Целый день проревела Рачителиха, оплакивая свое ненаглядное детище. К вечеру народу в кабаке набралось много, и она торговала с опухшими от слез глазами. Урвется свободная минутка, и Рачителиха где-нибудь в уголке припадет своею горькою головой и зальется рекой. Она ли не любила, она ли не лелеяла Илюшку, а он первый поднял на нее свою детскую руку! Этот случай поднял в ее душе все прошлое, которое довело ее до кабацкой стойки. Родом она была из богатого туляцкого дома и рано заневестилась. От женихов не было отбоя, а пока отец с матерью думали да передумывали, кого выбрать в зятья, она познакомилась на покосе в страду с Окулком, и эта встреча решила ее судьбу. Окулко тогда не был разбойником и работал на фабрике, как один из лучших кричных мастеров, -- сам Лука Назарыч только любовался, когда Окулко вытягивал под молотом полосу. Видный был парень Окулко и содержал всю семью, да попутал его грех: наткнулся он на Палача-отца. За какую-то провинность Окулко послан был на исправление в медную гору (лучшие мастера не избегали этого наказания). Когда дело дошло до плетей, Окулко с ножом бросился на Палача и зарезал бы его, да спасли старика большие старинные серебряные часы луковицей: нож изгадал по часам, и Палач остался жив. Окулко бежал в горы, где и присоединился к другим крепостным разбойникам, как Беспалый, бегавший от рекрутчины. Этим и закончился роман Дуни. Чтобы смотать дочь с рук, отец подыскал ей самого завалящего жениха -- Рачителя, который за двадцать рублей взялся прикрыть венцом девичий грех.
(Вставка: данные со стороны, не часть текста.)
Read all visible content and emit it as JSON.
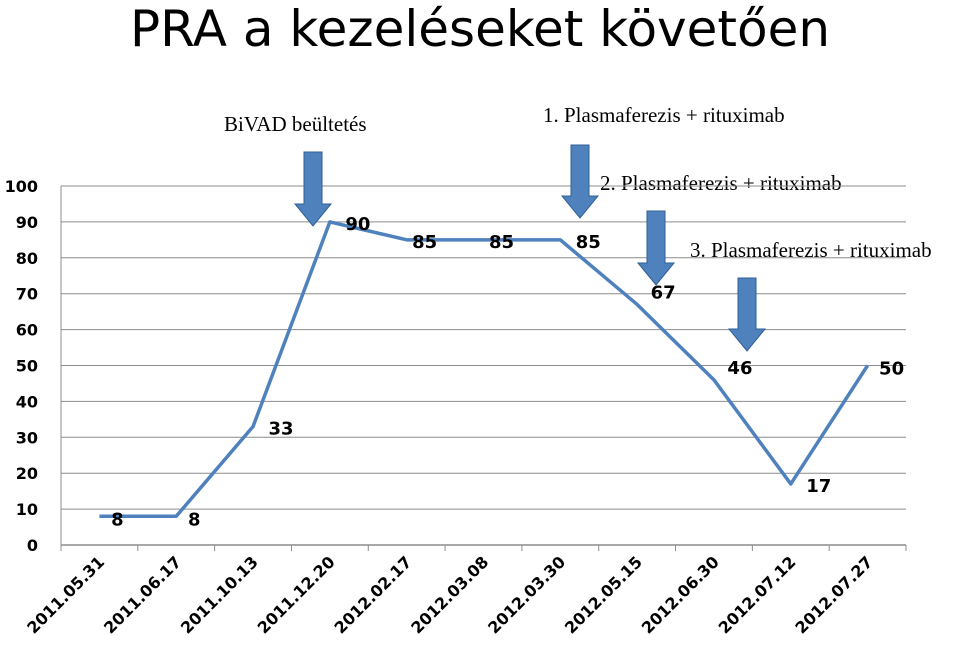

Избывая дочь, старики просчитались и не ушли от срама. Страшное это было дело, когда оба конца, Туляцкий и Хохлацкий, сбежались смотреть на даровой позор невесты с провинкой. Самая свадьба походила на похороны. На другой день, когда свахи подняли молодых, мужняя родня накинулась на молодую. На Дуньку надели лошадиный хомут и в таком виде водили по всему заводу. Как бил жену Рачитель -- это знала она одна. Этот стыд и мужнины побои навеки озлобили Дунькину душу, и она два раза пыталась "стравить мужа", хотя последний и уцелел благодаря слишком большим приемам яда. Конечно, Рачитель бил жену насмерть, пока не спился окончательно с круга. Она взяла, наконец, верх над мужем-пропойцей, отвоевав право существования, и села в кабак.
Когда родился первый ребенок, Илюшка, Рачитель избил жену поленом до полусмерти: это было отродье Окулка. Если Дунька не наложила на себя рук, то благодаря именно этому ребенку, к которому она привязалась с болезненною нежностью, -- она все перенесла для своего любимого детища, все износила и все умела забыть. Много лет прошло, и только сегодняшний случай поднял наверх старую беду. Вот о чем плакала Рачителиха, проводив своего Илюшку на Самосадку.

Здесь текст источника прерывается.